口の中でふんわりととろけていく、ソレに思わずそう零す。
「それリリィが作ったんだよー?」
俺のその言葉に、嬉しそうにリリィが反応する。
「へぇ、すごいなぁ」
俺が、となりに座っているリリィの頭を撫でながらそう褒めてあげると、リリィは嬉しそうに微笑む。
「……」
それに反してアウラたちがどこか浮かない顔をしているが、多分気のせいだろう。
そんなことを思いながら、俺は再び料理を口に運び始めた――。
「………ふぅ、お腹いっぱいだわぁ……」
俺はとりあえず、今目の前にある料理は食べきろうと思っていたのだが、意外にも量が多くてきつかった。

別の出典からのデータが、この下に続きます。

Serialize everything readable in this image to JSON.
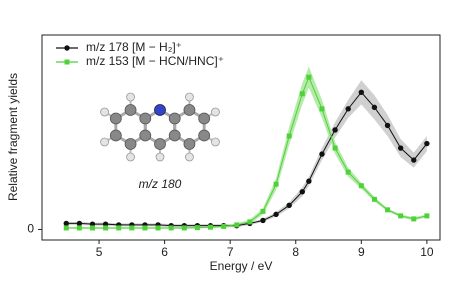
{
  "chart_data": {
    "type": "line",
    "x_label": "Energy / eV",
    "y_label": "Relative fragment yields",
    "annotation": "m/z 180",
    "x": [
      4.5,
      4.7,
      4.9,
      5.1,
      5.3,
      5.5,
      5.7,
      5.9,
      6.1,
      6.3,
      6.5,
      6.7,
      6.9,
      7.1,
      7.3,
      7.5,
      7.7,
      7.9,
      8.1,
      8.2,
      8.4,
      8.6,
      8.8,
      9.0,
      9.2,
      9.4,
      9.6,
      9.8,
      10.0
    ],
    "series": [
      {
        "name": "m/z 178 [M − H₂]⁺",
        "color": "#111111",
        "band_color": "#c8c8c8",
        "marker": "circle",
        "values": [
          0.04,
          0.04,
          0.035,
          0.035,
          0.03,
          0.03,
          0.03,
          0.03,
          0.025,
          0.025,
          0.025,
          0.025,
          0.025,
          0.025,
          0.04,
          0.06,
          0.1,
          0.16,
          0.25,
          0.32,
          0.5,
          0.66,
          0.8,
          0.91,
          0.81,
          0.69,
          0.54,
          0.46,
          0.57
        ],
        "errors": [
          0.01,
          0.01,
          0.01,
          0.01,
          0.01,
          0.01,
          0.01,
          0.01,
          0.01,
          0.01,
          0.01,
          0.01,
          0.01,
          0.01,
          0.01,
          0.01,
          0.015,
          0.02,
          0.03,
          0.03,
          0.04,
          0.05,
          0.06,
          0.08,
          0.08,
          0.07,
          0.06,
          0.05,
          0.05
        ]
      },
      {
        "name": "m/z 153 [M − HCN/HNC]⁺",
        "color": "#4fd13a",
        "band_color": "#a8e89a",
        "marker": "square",
        "values": [
          0.01,
          0.01,
          0.01,
          0.01,
          0.01,
          0.01,
          0.01,
          0.01,
          0.01,
          0.01,
          0.012,
          0.015,
          0.02,
          0.03,
          0.05,
          0.12,
          0.3,
          0.62,
          0.9,
          1.01,
          0.8,
          0.54,
          0.38,
          0.29,
          0.2,
          0.13,
          0.09,
          0.07,
          0.09
        ],
        "errors": [
          0.005,
          0.005,
          0.005,
          0.005,
          0.005,
          0.005,
          0.005,
          0.005,
          0.005,
          0.005,
          0.005,
          0.005,
          0.008,
          0.01,
          0.015,
          0.02,
          0.04,
          0.06,
          0.07,
          0.07,
          0.06,
          0.04,
          0.03,
          0.02,
          0.015,
          0.01,
          0.01,
          0.01,
          0.01
        ]
      }
    ],
    "xlim": [
      4.13,
      10.2
    ],
    "ylim": [
      -0.07,
      1.29
    ],
    "xticks": [
      5,
      6,
      7,
      8,
      9,
      10
    ],
    "yticks": [
      0
    ],
    "legend": "upper left",
    "grid": false
  }
}
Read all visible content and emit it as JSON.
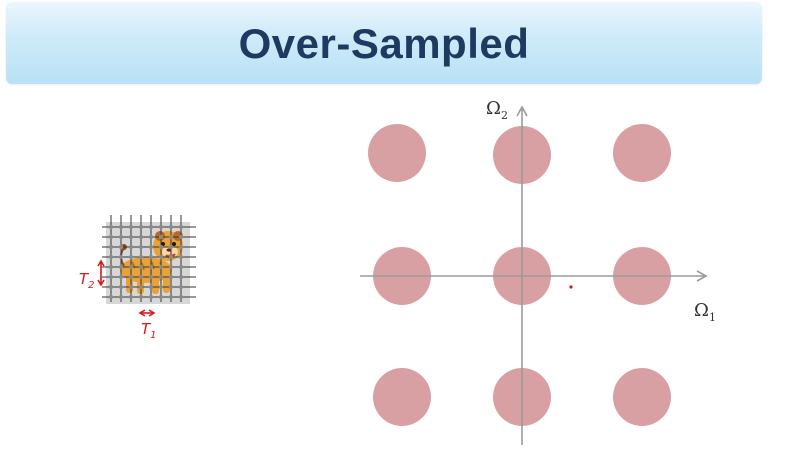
{
  "slide": {
    "title": "Over-Sampled"
  },
  "diagram": {
    "axis_x_label": "Ω",
    "axis_x_sub": "1",
    "axis_y_label": "Ω",
    "axis_y_sub": "2",
    "spectral_replica_color": "#d9a0a3",
    "axis_color": "#9a9a9a"
  },
  "annotation": {
    "t1_label": "T",
    "t1_sub": "1",
    "t2_label": "T",
    "t2_sub": "2",
    "ink_color": "#d21b1b"
  },
  "icons": {
    "sampled_image": "cartoon-lion-cub-on-sampling-grid"
  }
}
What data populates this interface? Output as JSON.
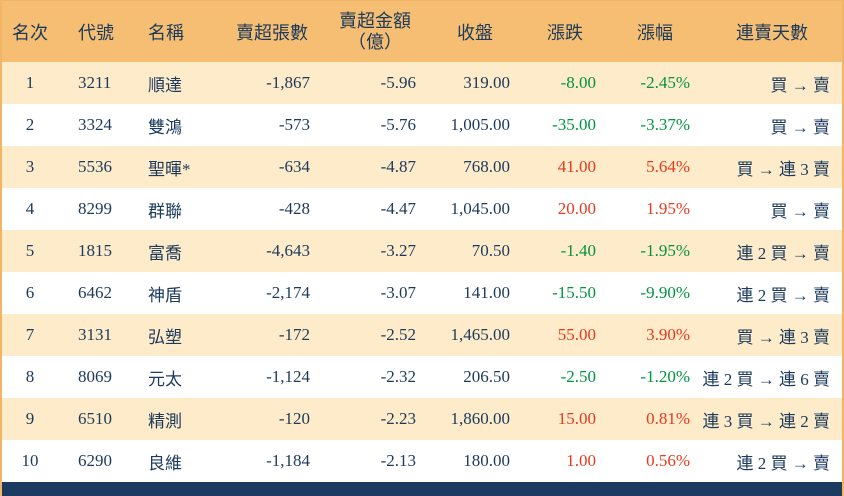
{
  "chart_data": {
    "type": "table",
    "title": "",
    "columns": [
      {
        "key": "rank",
        "label": "名次"
      },
      {
        "key": "code",
        "label": "代號"
      },
      {
        "key": "name",
        "label": "名稱"
      },
      {
        "key": "sell_volume",
        "label": "賣超張數"
      },
      {
        "key": "sell_amount",
        "label": "賣超金額",
        "label2": "（億）"
      },
      {
        "key": "close",
        "label": "收盤"
      },
      {
        "key": "change",
        "label": "漲跌"
      },
      {
        "key": "change_pct",
        "label": "漲幅"
      },
      {
        "key": "streak",
        "label": "連賣天數"
      }
    ],
    "rows": [
      {
        "rank": "1",
        "code": "3211",
        "name": "順達",
        "sell_volume": "-1,867",
        "sell_amount": "-5.96",
        "close": "319.00",
        "change": "-8.00",
        "change_pct": "-2.45%",
        "direction": "down",
        "streak": "買 → 賣"
      },
      {
        "rank": "2",
        "code": "3324",
        "name": "雙鴻",
        "sell_volume": "-573",
        "sell_amount": "-5.76",
        "close": "1,005.00",
        "change": "-35.00",
        "change_pct": "-3.37%",
        "direction": "down",
        "streak": "買 → 賣"
      },
      {
        "rank": "3",
        "code": "5536",
        "name": "聖暉*",
        "sell_volume": "-634",
        "sell_amount": "-4.87",
        "close": "768.00",
        "change": "41.00",
        "change_pct": "5.64%",
        "direction": "up",
        "streak": "買 → 連 3 賣"
      },
      {
        "rank": "4",
        "code": "8299",
        "name": "群聯",
        "sell_volume": "-428",
        "sell_amount": "-4.47",
        "close": "1,045.00",
        "change": "20.00",
        "change_pct": "1.95%",
        "direction": "up",
        "streak": "買 → 賣"
      },
      {
        "rank": "5",
        "code": "1815",
        "name": "富喬",
        "sell_volume": "-4,643",
        "sell_amount": "-3.27",
        "close": "70.50",
        "change": "-1.40",
        "change_pct": "-1.95%",
        "direction": "down",
        "streak": "連 2 買 → 賣"
      },
      {
        "rank": "6",
        "code": "6462",
        "name": "神盾",
        "sell_volume": "-2,174",
        "sell_amount": "-3.07",
        "close": "141.00",
        "change": "-15.50",
        "change_pct": "-9.90%",
        "direction": "down",
        "streak": "連 2 買 → 賣"
      },
      {
        "rank": "7",
        "code": "3131",
        "name": "弘塑",
        "sell_volume": "-172",
        "sell_amount": "-2.52",
        "close": "1,465.00",
        "change": "55.00",
        "change_pct": "3.90%",
        "direction": "up",
        "streak": "買 → 連 3 賣"
      },
      {
        "rank": "8",
        "code": "8069",
        "name": "元太",
        "sell_volume": "-1,124",
        "sell_amount": "-2.32",
        "close": "206.50",
        "change": "-2.50",
        "change_pct": "-1.20%",
        "direction": "down",
        "streak": "連 2 買 → 連 6 賣"
      },
      {
        "rank": "9",
        "code": "6510",
        "name": "精測",
        "sell_volume": "-120",
        "sell_amount": "-2.23",
        "close": "1,860.00",
        "change": "15.00",
        "change_pct": "0.81%",
        "direction": "up",
        "streak": "連 3 買 → 連 2 賣"
      },
      {
        "rank": "10",
        "code": "6290",
        "name": "良維",
        "sell_volume": "-1,184",
        "sell_amount": "-2.13",
        "close": "180.00",
        "change": "1.00",
        "change_pct": "0.56%",
        "direction": "up",
        "streak": "連 2 買 → 賣"
      }
    ]
  },
  "colors": {
    "header_bg": "#f6be73",
    "row_alt_bg": "#fdebc9",
    "row_bg": "#ffffff",
    "footer_bg": "#1b3c60",
    "text": "#1b3a5c",
    "up_red": "#e8391d",
    "down_green": "#009440",
    "border": "#f2b566"
  }
}
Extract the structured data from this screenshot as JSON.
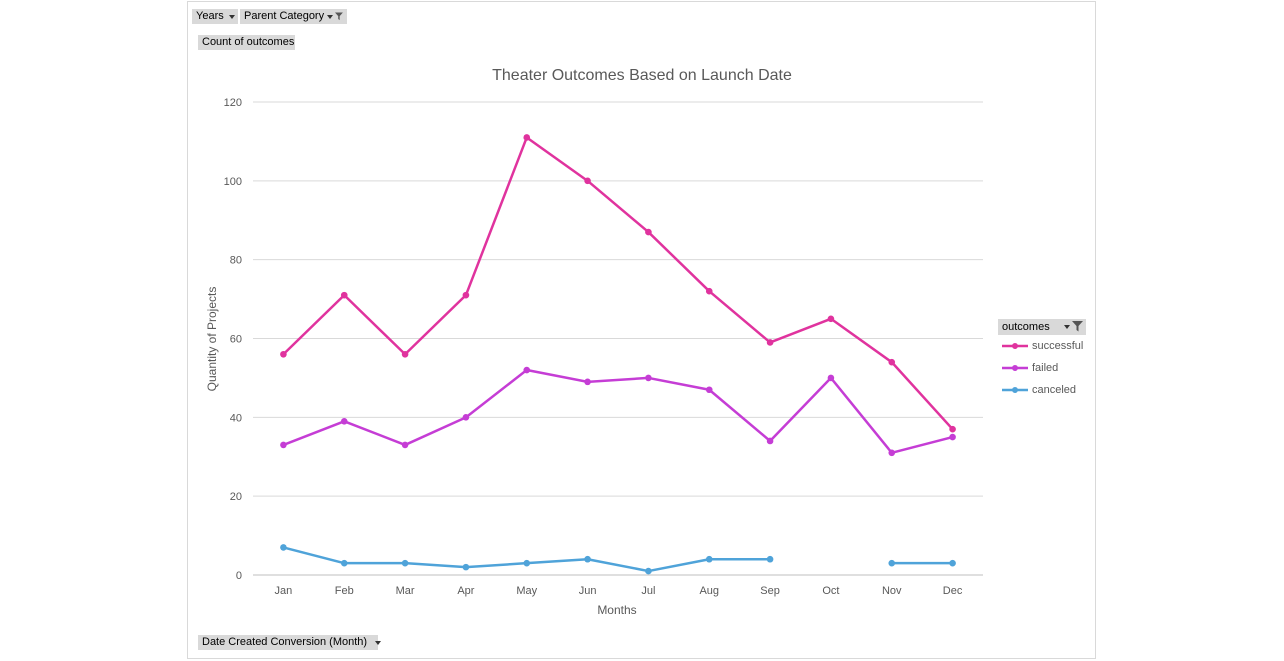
{
  "filters": {
    "years_label": "Years",
    "parent_category_label": "Parent Category",
    "value_field_label": "Count of outcomes",
    "axis_field_label": "Date Created Conversion (Month)"
  },
  "legend": {
    "header": "outcomes",
    "items": [
      {
        "label": "successful",
        "color": "#e0339e"
      },
      {
        "label": "failed",
        "color": "#c53dd5"
      },
      {
        "label": "canceled",
        "color": "#4fa3d9"
      }
    ]
  },
  "chart_data": {
    "type": "line",
    "title": "Theater Outcomes Based on Launch Date",
    "xlabel": "Months",
    "ylabel": "Quantity of Projects",
    "categories": [
      "Jan",
      "Feb",
      "Mar",
      "Apr",
      "May",
      "Jun",
      "Jul",
      "Aug",
      "Sep",
      "Oct",
      "Nov",
      "Dec"
    ],
    "ylim": [
      0,
      120
    ],
    "yticks": [
      0,
      20,
      40,
      60,
      80,
      100,
      120
    ],
    "grid": true,
    "legend_position": "right",
    "series": [
      {
        "name": "successful",
        "color": "#e0339e",
        "values": [
          56,
          71,
          56,
          71,
          111,
          100,
          87,
          72,
          59,
          65,
          54,
          37
        ]
      },
      {
        "name": "failed",
        "color": "#c53dd5",
        "values": [
          33,
          39,
          33,
          40,
          52,
          49,
          50,
          47,
          34,
          50,
          31,
          35
        ]
      },
      {
        "name": "canceled",
        "color": "#4fa3d9",
        "values": [
          7,
          3,
          3,
          2,
          3,
          4,
          1,
          4,
          4,
          null,
          3,
          3
        ]
      }
    ]
  }
}
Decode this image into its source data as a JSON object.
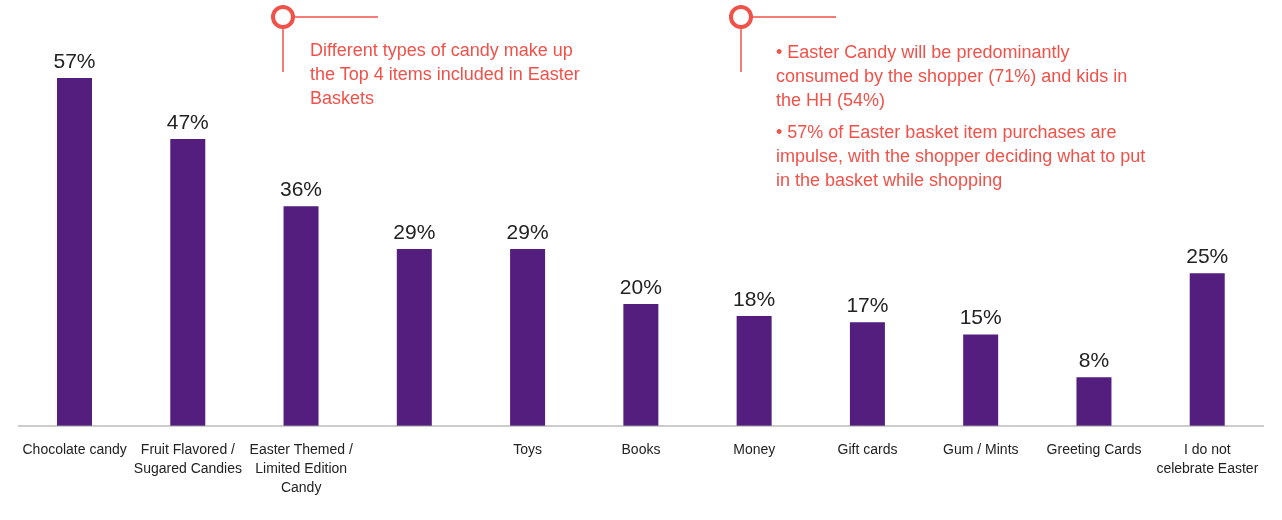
{
  "chart_data": {
    "type": "bar",
    "categories": [
      "Chocolate candy",
      "Fruit Flavored / Sugared Candies",
      "Easter Themed / Limited Edition Candy",
      null,
      "Toys",
      "Books",
      "Money",
      "Gift cards",
      "Gum / Mints",
      "Greeting Cards",
      "I do not celebrate Easter"
    ],
    "values": [
      57,
      47,
      36,
      29,
      29,
      20,
      18,
      17,
      15,
      8,
      25
    ],
    "value_labels": [
      "57%",
      "47%",
      "36%",
      "29%",
      "29%",
      "20%",
      "18%",
      "17%",
      "15%",
      "8%",
      "25%"
    ],
    "color": "#531e7e",
    "grid": false,
    "legend": false,
    "annotations": [
      "Different types of candy make up the Top 4 items included in Easter Baskets",
      "• Easter Candy will be predominantly consumed by the shopper (71%) and kids in the HH (54%)",
      "• 57% of Easter basket item purchases are impulse, with the shopper deciding what to put in the basket while shopping"
    ]
  }
}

まぁなんにせよちゃんと食べきれたので、良かったとしよう。
「え、もうお腹いっぱい、なの……?」
そんな俺に、アウラが意外そうな顔をこちらに向けてきた。
「い、いや、でももう全部食べ終わったし……」
俺は変なこと言うアウラに、自分の空になった皿を示しながらそう返す。
「……?ネストって今日昼食べてなかったわよね?」
するとアウラは、今度は確認するように聞いてきた。
「ま、まぁ確かに食べなかったけど」
そのあとにアスハさんの弁当もらったし……。
「だから今日はたくさん作っておいたのよ」
「…………え?」
アウラはそう言うと、一度机から離れ、台所へと向かう。
俺はその後ろ姿を、恐る恐る目で追いかける。
「……」
すると、俺の気のせいだとは思うが、アウラは新しい料理が入った皿を持ってきた。
「……」
ち、ちょっと待とうか、アウラくん。
「はい、これネストの分よ」
そう言って、無慈悲にも俺の目の前に新たな料理をおくアウラ。
「あ、それもリリィがつくったやつーっ」
その料理をみてリリィがキラキラとした目を俺に向けてくる。
やめてくれ……。
……そんな顔されたら、食べないといけなくなるじゃないか……。
「…………」
しかし俺は中々、料理を食べ始める勇気が湧いてこない。
きっと一度でも食べ始めたならば、それを食べ終わるまで続けなければいけないだろうからだ。
「おいしい、よ?」
そんな俺に、リリィがそう言ってくる。
「はい、あーん」
しかも何を思ったのか、その料理から一口分だけを取ると、俺の口の前まで持ってきた。
これってもう食べるしか、ないじゃん……?
すべてが終わったあと、俺が自分のお腹に対して回復魔法を掛けまくったのは、言わなくてもいい、よな?